Scaling LLM Test-Time Compute Optimally can be More Effective than Scaling Model Parameters
๐ Abstract
The paper studies how large language models (LLMs) can improve their outputs by using more test-time computation. It analyzes two main mechanisms for scaling test-time compute: (1) searching against dense, process-based verifier reward models, and (2) updating the model's distribution over a response adaptively, given the prompt at test time. The key findings are:
- The effectiveness of different approaches to scaling test-time compute critically varies depending on the difficulty of the prompt.
- Applying a "compute-optimal" scaling strategy, which adaptively allocates test-time compute per prompt, can improve the efficiency of test-time compute scaling by more than 4x compared to a best-of-N baseline.
- On problems where a smaller base model attains somewhat non-trivial success rates, test-time compute can be used to outperform a 14x larger model in a FLOPs-matched evaluation.
๐ Q&A
[01] Scaling Test-Time Compute via Verifiers
1. What are the key components for using verifiers to scale test-time compute?
- Training process-based reward models (PRMs) that can provide per-step correctness predictions, without requiring human labels
- Exploring different search methods against the PRM, including best-of-N weighted, beam search, and lookahead search
- Finding that the effectiveness of the search methods depends on the difficulty of the prompt, motivating a "compute-optimal" scaling strategy
2. How does the compute-optimal scaling strategy work?
- It selects the best-performing search strategy (e.g. beam search, lookahead search) adaptively for each prompt, based on an estimate of the prompt's difficulty.
- Using oracle difficulty bins, the compute-optimal strategy can outperform a best-of-N baseline by up to 4x, by more effectively allocating the test-time compute budget.
- Even using a model-predicted notion of difficulty, the compute-optimal strategy can still provide substantial improvements over a fixed strategy.
3. How do the different search methods compare in terms of performance?
- Beam search significantly outperforms best-of-N with smaller generation budgets, but the improvements diminish as the budget is scaled up.

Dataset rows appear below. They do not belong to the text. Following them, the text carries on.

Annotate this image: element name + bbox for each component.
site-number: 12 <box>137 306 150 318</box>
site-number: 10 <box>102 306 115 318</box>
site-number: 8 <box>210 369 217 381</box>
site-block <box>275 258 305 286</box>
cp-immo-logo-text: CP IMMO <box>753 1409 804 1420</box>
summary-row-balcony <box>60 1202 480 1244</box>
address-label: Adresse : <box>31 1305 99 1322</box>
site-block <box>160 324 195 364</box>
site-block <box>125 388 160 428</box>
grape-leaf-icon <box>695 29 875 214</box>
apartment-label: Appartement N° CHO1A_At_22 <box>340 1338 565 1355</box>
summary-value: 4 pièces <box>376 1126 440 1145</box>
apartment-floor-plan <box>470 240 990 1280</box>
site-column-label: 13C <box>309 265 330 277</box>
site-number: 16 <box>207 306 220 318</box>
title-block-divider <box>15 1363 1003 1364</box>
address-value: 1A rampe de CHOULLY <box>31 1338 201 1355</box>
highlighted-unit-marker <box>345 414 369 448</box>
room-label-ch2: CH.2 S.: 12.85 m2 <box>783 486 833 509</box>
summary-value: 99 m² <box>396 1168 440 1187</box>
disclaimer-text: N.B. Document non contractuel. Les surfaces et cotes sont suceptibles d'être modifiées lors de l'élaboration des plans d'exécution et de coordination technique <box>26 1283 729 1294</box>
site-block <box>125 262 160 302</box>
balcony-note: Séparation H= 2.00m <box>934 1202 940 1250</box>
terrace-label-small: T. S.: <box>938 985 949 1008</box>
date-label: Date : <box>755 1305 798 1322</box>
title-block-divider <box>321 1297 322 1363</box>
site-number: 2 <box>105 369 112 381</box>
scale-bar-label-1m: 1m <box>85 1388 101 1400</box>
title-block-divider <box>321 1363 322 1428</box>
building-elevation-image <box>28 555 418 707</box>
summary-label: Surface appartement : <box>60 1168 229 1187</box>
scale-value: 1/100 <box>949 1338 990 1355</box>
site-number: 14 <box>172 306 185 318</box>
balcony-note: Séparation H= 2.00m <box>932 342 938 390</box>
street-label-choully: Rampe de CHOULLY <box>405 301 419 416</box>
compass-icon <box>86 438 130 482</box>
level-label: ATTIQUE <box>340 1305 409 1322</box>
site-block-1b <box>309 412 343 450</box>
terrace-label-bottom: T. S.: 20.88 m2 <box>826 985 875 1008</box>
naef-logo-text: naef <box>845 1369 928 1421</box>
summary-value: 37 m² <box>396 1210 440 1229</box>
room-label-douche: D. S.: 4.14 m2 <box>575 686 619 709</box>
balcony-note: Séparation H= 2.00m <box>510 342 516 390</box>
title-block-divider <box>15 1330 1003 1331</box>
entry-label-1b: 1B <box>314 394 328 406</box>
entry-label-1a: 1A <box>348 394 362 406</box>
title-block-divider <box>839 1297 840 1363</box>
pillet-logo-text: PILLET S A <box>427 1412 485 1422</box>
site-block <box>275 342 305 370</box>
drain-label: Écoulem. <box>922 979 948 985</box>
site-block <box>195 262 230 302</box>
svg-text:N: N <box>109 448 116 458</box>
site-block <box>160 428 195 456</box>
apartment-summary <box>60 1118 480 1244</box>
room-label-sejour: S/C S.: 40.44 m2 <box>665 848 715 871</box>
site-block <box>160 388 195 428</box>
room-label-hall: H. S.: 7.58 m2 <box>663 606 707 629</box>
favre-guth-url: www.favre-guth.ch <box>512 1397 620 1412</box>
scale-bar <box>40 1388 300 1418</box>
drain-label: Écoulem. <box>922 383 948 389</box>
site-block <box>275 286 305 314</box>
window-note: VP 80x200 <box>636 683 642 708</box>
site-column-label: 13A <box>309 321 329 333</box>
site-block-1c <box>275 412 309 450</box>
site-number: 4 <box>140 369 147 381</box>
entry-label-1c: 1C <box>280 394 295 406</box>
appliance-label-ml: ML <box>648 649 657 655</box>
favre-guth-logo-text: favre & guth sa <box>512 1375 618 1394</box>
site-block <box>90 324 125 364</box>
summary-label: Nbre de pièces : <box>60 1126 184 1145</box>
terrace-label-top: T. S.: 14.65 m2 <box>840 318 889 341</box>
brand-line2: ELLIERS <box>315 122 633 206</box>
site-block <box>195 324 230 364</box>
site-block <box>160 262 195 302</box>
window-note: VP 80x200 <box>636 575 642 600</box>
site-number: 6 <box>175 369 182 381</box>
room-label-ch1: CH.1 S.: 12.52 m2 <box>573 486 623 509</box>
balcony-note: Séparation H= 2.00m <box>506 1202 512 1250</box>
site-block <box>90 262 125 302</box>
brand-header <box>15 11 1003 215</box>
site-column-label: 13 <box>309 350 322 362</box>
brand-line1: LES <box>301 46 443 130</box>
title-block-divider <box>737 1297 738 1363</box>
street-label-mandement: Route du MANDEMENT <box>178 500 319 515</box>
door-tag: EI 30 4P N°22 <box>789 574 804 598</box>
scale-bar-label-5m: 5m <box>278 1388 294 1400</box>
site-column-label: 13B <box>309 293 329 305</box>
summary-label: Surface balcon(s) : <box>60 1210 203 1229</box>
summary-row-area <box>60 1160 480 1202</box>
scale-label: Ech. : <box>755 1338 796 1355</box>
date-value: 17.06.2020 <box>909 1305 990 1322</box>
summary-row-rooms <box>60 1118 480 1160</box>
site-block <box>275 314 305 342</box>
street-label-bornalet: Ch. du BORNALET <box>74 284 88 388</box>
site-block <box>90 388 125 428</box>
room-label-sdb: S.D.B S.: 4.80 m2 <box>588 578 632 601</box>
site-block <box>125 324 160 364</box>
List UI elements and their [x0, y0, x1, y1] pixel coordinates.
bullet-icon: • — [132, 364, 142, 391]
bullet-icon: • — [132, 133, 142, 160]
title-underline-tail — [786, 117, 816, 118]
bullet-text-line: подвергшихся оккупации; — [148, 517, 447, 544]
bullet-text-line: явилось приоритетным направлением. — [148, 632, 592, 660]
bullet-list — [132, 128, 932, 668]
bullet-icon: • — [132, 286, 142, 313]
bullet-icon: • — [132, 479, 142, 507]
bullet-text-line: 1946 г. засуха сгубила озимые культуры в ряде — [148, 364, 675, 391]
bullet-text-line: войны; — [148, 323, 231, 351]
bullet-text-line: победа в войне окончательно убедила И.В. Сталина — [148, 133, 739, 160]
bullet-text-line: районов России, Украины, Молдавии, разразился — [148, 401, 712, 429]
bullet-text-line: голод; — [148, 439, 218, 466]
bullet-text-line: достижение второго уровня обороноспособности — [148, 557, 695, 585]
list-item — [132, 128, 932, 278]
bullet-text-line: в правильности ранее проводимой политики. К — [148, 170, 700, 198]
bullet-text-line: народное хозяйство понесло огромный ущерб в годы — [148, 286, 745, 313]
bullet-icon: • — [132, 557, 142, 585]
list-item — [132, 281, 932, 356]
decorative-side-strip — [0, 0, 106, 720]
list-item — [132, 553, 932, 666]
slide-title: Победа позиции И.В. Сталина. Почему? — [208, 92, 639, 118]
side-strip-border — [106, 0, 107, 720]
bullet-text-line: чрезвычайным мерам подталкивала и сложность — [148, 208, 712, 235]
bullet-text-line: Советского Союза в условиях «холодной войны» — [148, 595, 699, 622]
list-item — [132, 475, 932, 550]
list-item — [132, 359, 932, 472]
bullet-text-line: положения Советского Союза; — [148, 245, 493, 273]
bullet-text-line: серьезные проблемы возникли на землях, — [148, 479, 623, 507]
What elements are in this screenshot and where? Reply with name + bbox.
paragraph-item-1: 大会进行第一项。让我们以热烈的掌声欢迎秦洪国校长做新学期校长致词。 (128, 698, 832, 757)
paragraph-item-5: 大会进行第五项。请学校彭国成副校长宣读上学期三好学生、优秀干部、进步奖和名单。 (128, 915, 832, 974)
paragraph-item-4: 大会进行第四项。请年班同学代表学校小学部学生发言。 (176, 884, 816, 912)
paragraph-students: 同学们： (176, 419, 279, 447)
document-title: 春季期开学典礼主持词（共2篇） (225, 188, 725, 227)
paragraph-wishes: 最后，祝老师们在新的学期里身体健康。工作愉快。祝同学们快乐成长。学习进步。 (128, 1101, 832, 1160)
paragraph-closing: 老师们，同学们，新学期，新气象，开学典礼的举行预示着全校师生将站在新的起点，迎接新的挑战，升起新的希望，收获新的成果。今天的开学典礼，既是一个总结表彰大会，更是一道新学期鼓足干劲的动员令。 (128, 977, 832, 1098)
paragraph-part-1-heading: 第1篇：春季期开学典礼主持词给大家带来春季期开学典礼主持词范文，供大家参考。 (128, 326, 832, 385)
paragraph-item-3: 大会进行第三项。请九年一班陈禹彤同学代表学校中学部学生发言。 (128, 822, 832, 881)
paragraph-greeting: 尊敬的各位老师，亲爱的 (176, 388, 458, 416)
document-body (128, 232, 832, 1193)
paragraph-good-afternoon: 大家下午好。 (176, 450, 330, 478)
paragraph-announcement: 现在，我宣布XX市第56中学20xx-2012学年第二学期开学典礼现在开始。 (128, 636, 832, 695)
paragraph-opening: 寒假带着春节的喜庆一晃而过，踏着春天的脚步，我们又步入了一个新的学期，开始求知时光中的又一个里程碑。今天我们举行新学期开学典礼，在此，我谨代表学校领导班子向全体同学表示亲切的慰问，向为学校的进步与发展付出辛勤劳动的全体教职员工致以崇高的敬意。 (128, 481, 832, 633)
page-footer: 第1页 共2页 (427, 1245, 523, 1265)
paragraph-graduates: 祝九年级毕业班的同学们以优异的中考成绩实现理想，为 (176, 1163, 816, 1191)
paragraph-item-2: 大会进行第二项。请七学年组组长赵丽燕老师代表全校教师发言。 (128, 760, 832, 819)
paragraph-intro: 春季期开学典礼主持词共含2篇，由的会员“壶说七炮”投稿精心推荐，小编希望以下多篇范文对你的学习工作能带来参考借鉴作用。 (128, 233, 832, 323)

- Lookahead search, which uses lookahead rollouts to improve the accuracy of the PRM's value estimation, generally underperforms other methods at the same generation budget.
- The effectiveness of the search methods depends on the difficulty of the prompt, with beam search performing better on harder problems and best-of-N performing better on easier problems.
[02] Refining the Proposal Distribution
1. How do the authors enable LLMs to iteratively refine their own answers?
- They finetune the base LLM to enable it to critique and revise its own outputs in an iterative fashion, using an approach similar to the STaR method.
- This finetuning is necessary because prompting off-the-shelf models is not effective at enabling effective revisions at test time.
2. How do the authors compare sequential revisions vs. parallel sampling?
- They find that on easier problems, sequential revisions outperform parallel sampling, as the model's initial samples are more likely to be on the right track and just need refinement.
- On harder problems, parallel sampling performs better, as it allows the model to explore different high-level problem solving strategies.
3. How do the authors select the best answer from the revision sequence?
- They explore two approaches:
- Using a separate ORM verifier trained on the revision model's outputs to select the best answer within each revision trajectory and across trajectories.
- Using majority voting across all answers in the revision trajectories.
- They find that majority voting provides smoother scaling behavior compared to the hierarchical ORM-based approach.
[03] Exchanging Pretraining and Test-Time Compute
1. How do the authors define the exchange rate between pretraining and test-time compute?
- They use the common approximation that pretraining FLOPs scale with model parameters and number of pretraining tokens, while inference FLOPs scale with the number of generated tokens.
- They define a ratio R that captures the relative scale of pretraining vs. inference tokens, and analyze the tradeoffs for different values of R.
2. What are the key findings on exchanging pretraining and test-time compute?
- For easier and intermediate questions, and even some harder questions, additional test-time compute can outperform scaling up pretraining, in a FLOPs-matched setting.
- However, on the most challenging questions, scaling up pretraining is more effective than scaling up test-time compute using the current approaches.
- This suggests that while test-time compute scaling can already be preferable to pretraining scaling in some settings, further improvements to test-time compute strategies are needed to make it fully exchangeable with pretraining.